What I didn’t tell him, what he would find for himself, was that the sonnets dated as far back as 1936. I’d spent hours putting the verses together into a coherent storyline, a progression of sorts shadowing the loves I’d felt before and my growing love for him. I’d woven the past and the present together in a collection that might illustrate the clearest vision of my heart. It was bold. It was an action that might very well embarrass me and break my heart.
The sonnets swung wildly from passion to despair, from desire to embarrassment. But I wanted him to take that wild journey so that he might finally understand the larger arc of my abiding love for him.
I also included fifteen poems that weren’t part of the forty-five love sonnets, poems painting pictures of our days together—from “Ballade of Blistered Feet” (our first hike on Shotover), to my “Sonnet of Misunderstandings” after leaving him that Christmas morning, to the last one titled “Let No Man.”
He flipped open the folder, carbon copies of every troubled-heart sonnet exposed to his eyes, to his knowing.
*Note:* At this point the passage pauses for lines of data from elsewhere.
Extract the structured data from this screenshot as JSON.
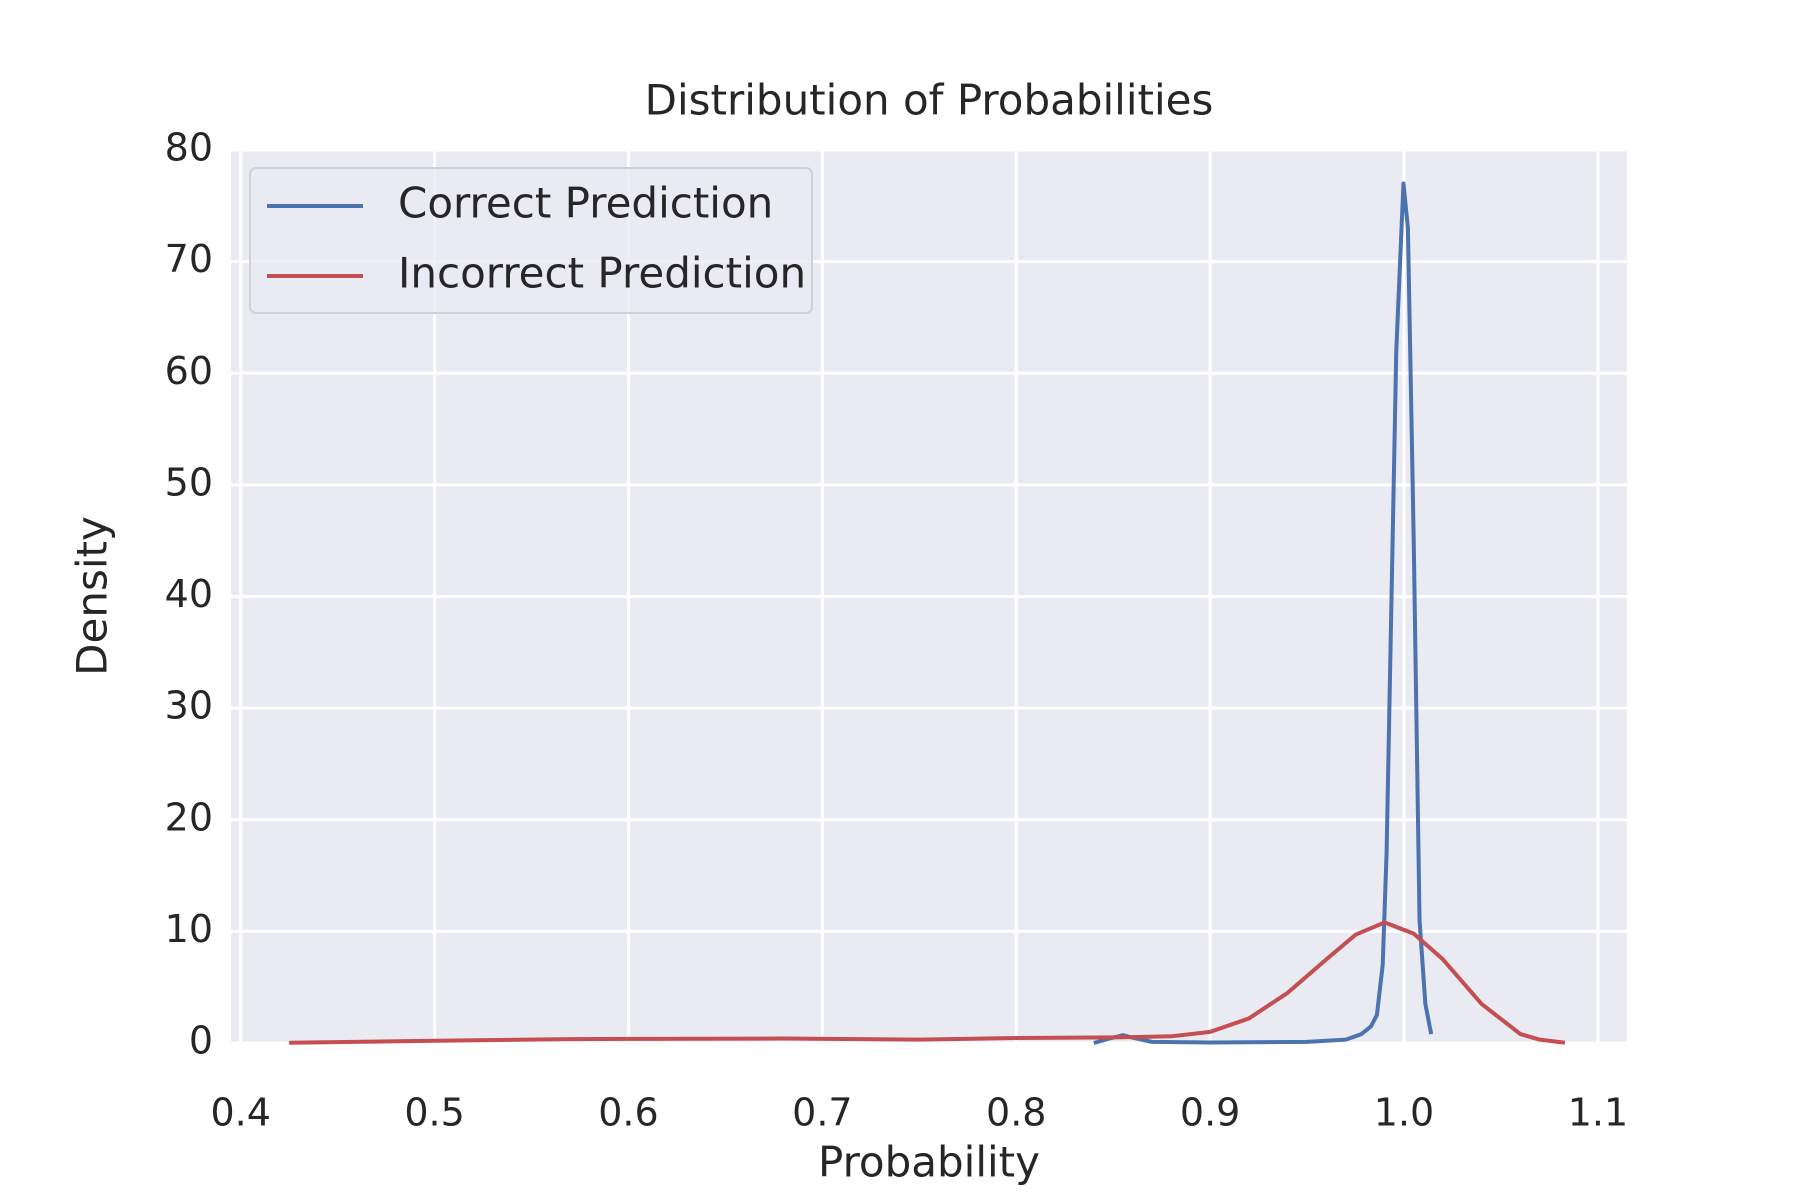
{
  "chart_data": {
    "type": "line",
    "title": "Distribution of Probabilities",
    "x_label": "Probability",
    "y_label": "Density",
    "series": [
      {
        "name": "Correct Prediction",
        "color": "#4c72b0",
        "x": [
          0.84,
          0.848,
          0.855,
          0.862,
          0.87,
          0.9,
          0.95,
          0.97,
          0.978,
          0.983,
          0.986,
          0.989,
          0.991,
          0.993,
          0.996,
          0.9997,
          1.002,
          1.005,
          1.008,
          1.011,
          1.014
        ],
        "values": [
          0,
          0.4,
          0.7,
          0.4,
          0.1,
          0.05,
          0.1,
          0.3,
          0.8,
          1.5,
          2.5,
          7,
          17,
          35,
          62,
          77,
          73,
          45,
          11,
          3.5,
          0.8
        ]
      },
      {
        "name": "Incorrect Prediction",
        "color": "#c44e52",
        "x": [
          0.425,
          0.5,
          0.57,
          0.68,
          0.75,
          0.8,
          0.85,
          0.88,
          0.9,
          0.92,
          0.94,
          0.96,
          0.975,
          0.99,
          1.005,
          1.02,
          1.04,
          1.06,
          1.07,
          1.083
        ],
        "values": [
          0.02,
          0.2,
          0.35,
          0.4,
          0.3,
          0.45,
          0.5,
          0.6,
          1.0,
          2.2,
          4.5,
          7.5,
          9.7,
          10.8,
          9.8,
          7.5,
          3.5,
          0.8,
          0.3,
          0.02
        ]
      }
    ],
    "xlim": [
      0.395,
      1.115
    ],
    "ylim": [
      0,
      80
    ],
    "xticks": [
      0.4,
      0.5,
      0.6,
      0.7,
      0.8,
      0.9,
      {
        "value": 1,
        "label": "1.0"
      },
      1.1
    ],
    "yticks": [
      0,
      10,
      20,
      30,
      40,
      50,
      60,
      70,
      80
    ],
    "grid": true,
    "legend": "upper-left"
  }
}
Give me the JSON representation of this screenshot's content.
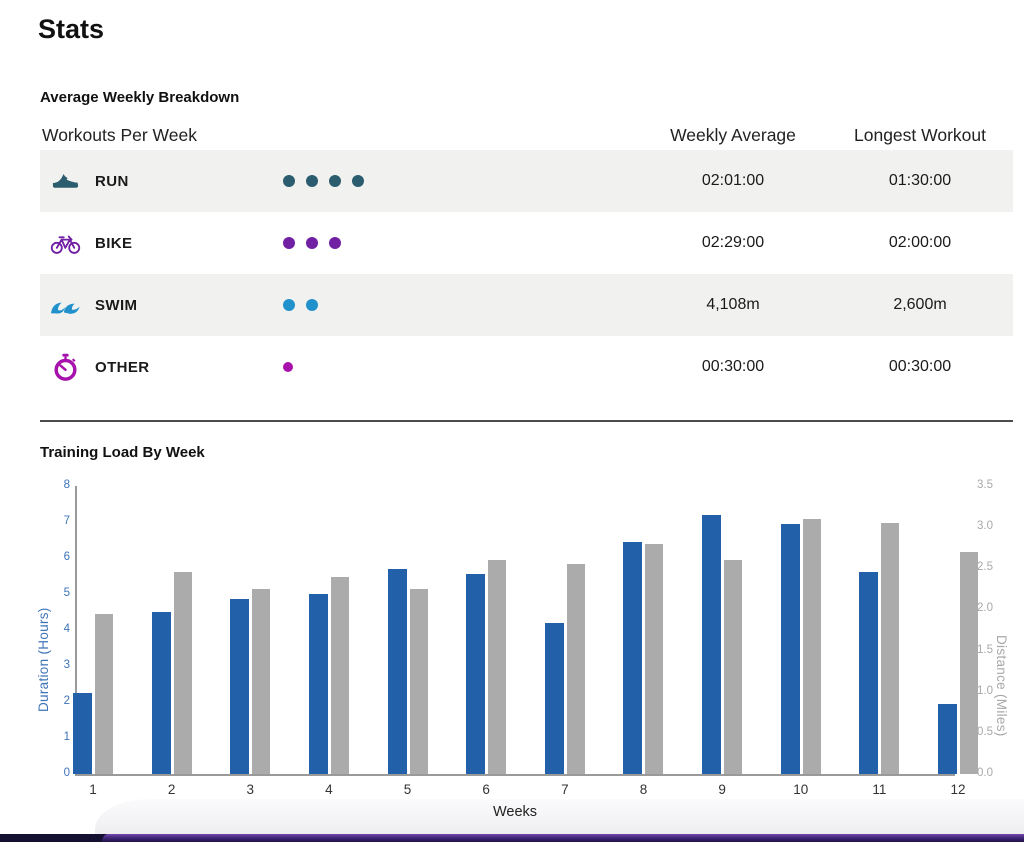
{
  "page": {
    "title": "Stats"
  },
  "breakdown": {
    "heading": "Average Weekly Breakdown",
    "col_workouts": "Workouts Per Week",
    "col_weekly_avg": "Weekly Average",
    "col_longest": "Longest Workout",
    "rows": [
      {
        "id": "run",
        "label": "RUN",
        "icon": "run-shoe-icon",
        "color": "#2b5d6e",
        "dots": 4,
        "dot_size": 12,
        "weekly_average": "02:01:00",
        "longest_workout": "01:30:00"
      },
      {
        "id": "bike",
        "label": "BIKE",
        "icon": "bike-icon",
        "color": "#7120a4",
        "dots": 3,
        "dot_size": 12,
        "weekly_average": "02:29:00",
        "longest_workout": "02:00:00"
      },
      {
        "id": "swim",
        "label": "SWIM",
        "icon": "swim-wave-icon",
        "color": "#2191cc",
        "dots": 2,
        "dot_size": 12,
        "weekly_average": "4,108m",
        "longest_workout": "2,600m"
      },
      {
        "id": "other",
        "label": "OTHER",
        "icon": "stopwatch-icon",
        "color": "#a712ad",
        "dots": 1,
        "dot_size": 10,
        "weekly_average": "00:30:00",
        "longest_workout": "00:30:00"
      }
    ]
  },
  "chart_data": {
    "type": "bar",
    "title": "Training Load By Week",
    "xlabel": "Weeks",
    "categories": [
      "1",
      "2",
      "3",
      "4",
      "5",
      "6",
      "7",
      "8",
      "9",
      "10",
      "11",
      "12"
    ],
    "series": [
      {
        "name": "Duration (Hours)",
        "axis": "left",
        "color": "#2260aa",
        "values": [
          2.25,
          4.5,
          4.85,
          5.0,
          5.7,
          5.55,
          4.2,
          6.45,
          7.2,
          6.95,
          5.6,
          1.95
        ]
      },
      {
        "name": "Distance (Miles)",
        "axis": "right",
        "color": "#ababab",
        "values": [
          1.95,
          2.45,
          2.25,
          2.4,
          2.25,
          2.6,
          2.55,
          2.8,
          2.6,
          3.1,
          3.05,
          2.7
        ]
      }
    ],
    "left_axis": {
      "label": "Duration (Hours)",
      "min": 0,
      "max": 8,
      "ticks": [
        0,
        1,
        2,
        3,
        4,
        5,
        6,
        7,
        8
      ],
      "color": "#3d74b8"
    },
    "right_axis": {
      "label": "Distance (Miles)",
      "min": 0,
      "max": 3.5,
      "ticks": [
        0.0,
        0.5,
        1.0,
        1.5,
        2.0,
        2.5,
        3.0,
        3.5
      ],
      "color": "#a9a9a9"
    },
    "grid": false,
    "legend": "none"
  }
}
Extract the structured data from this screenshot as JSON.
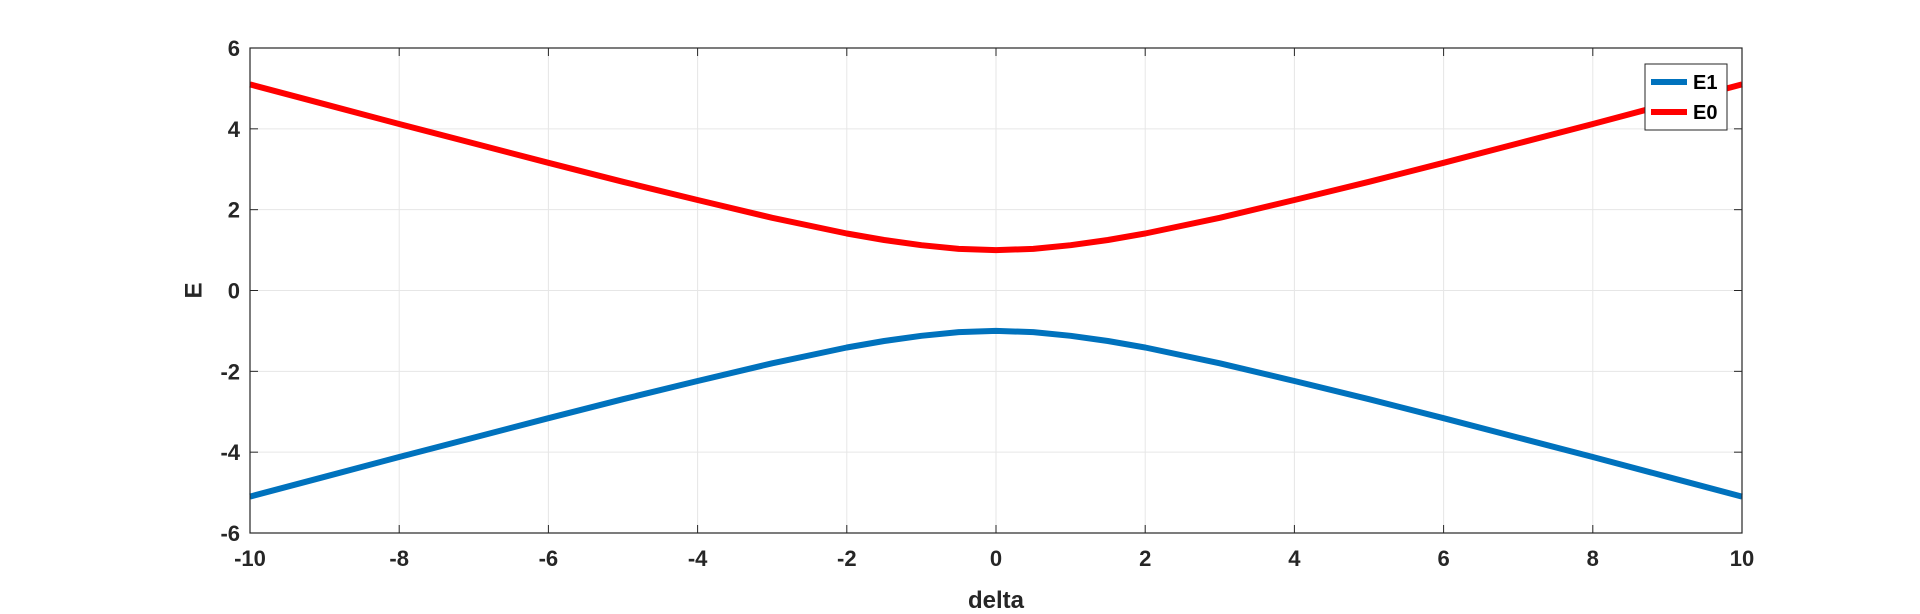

But I couldn’t hide anymore. As Orual lifted her veil, so I handed him the folder.
“I’ve stopped writing them,” I said. “The last one was after my parents’ visit.”
His eyes grazed the cover page, on which I’d typed a silly rhyme and note to him—Dear Jack, here are some sonnets you may care to read . . .
“You’ve stopped writing poetry? Whatever for?”
“No,” I said with a smile. “Not all poetry. Just that kind of poetry. You’ll understand when you read.”
I stood as he sat in his chair, evening falling through the windows like honey.
“It’s the only gift I’ve got.” I quoted the opening letter in his hand. “You have given me so much, and now you offer me a home here in Oxford. This is a gift in return.”
His eyes radiated tenderness, and then he began to read. I walked away and left him with the love sonnets—with the poetry and with my heart.
It was the next afternoon, late in the day, as I stood in the kitchen sifting through the mail and humming a tune from an old song I hadn’t thought of in years—Bing Crosby, “Swinging on a Star”—when Jack came to me. I’d spent the day in the garden, and I was dirty with the sweet earth under my fingernails and swiped across the kitchen apron over my flowered dress. Tired and satisfied.
“‘Between two rivers, in the wistful weather; Sky changing, tree undressing, summer failing.’”
Sonnet VI. From the days of our first meeting.
“You’ve read them.” I dropped the mail to the table.
“Not all of them. Not yet. I want to savor them as slowly as a fine glass of wine. They are stunning and, as I’ve described your work before—flaming. The imagery and heartache and aching loss are palpable. I’m honored that you offered them to me.”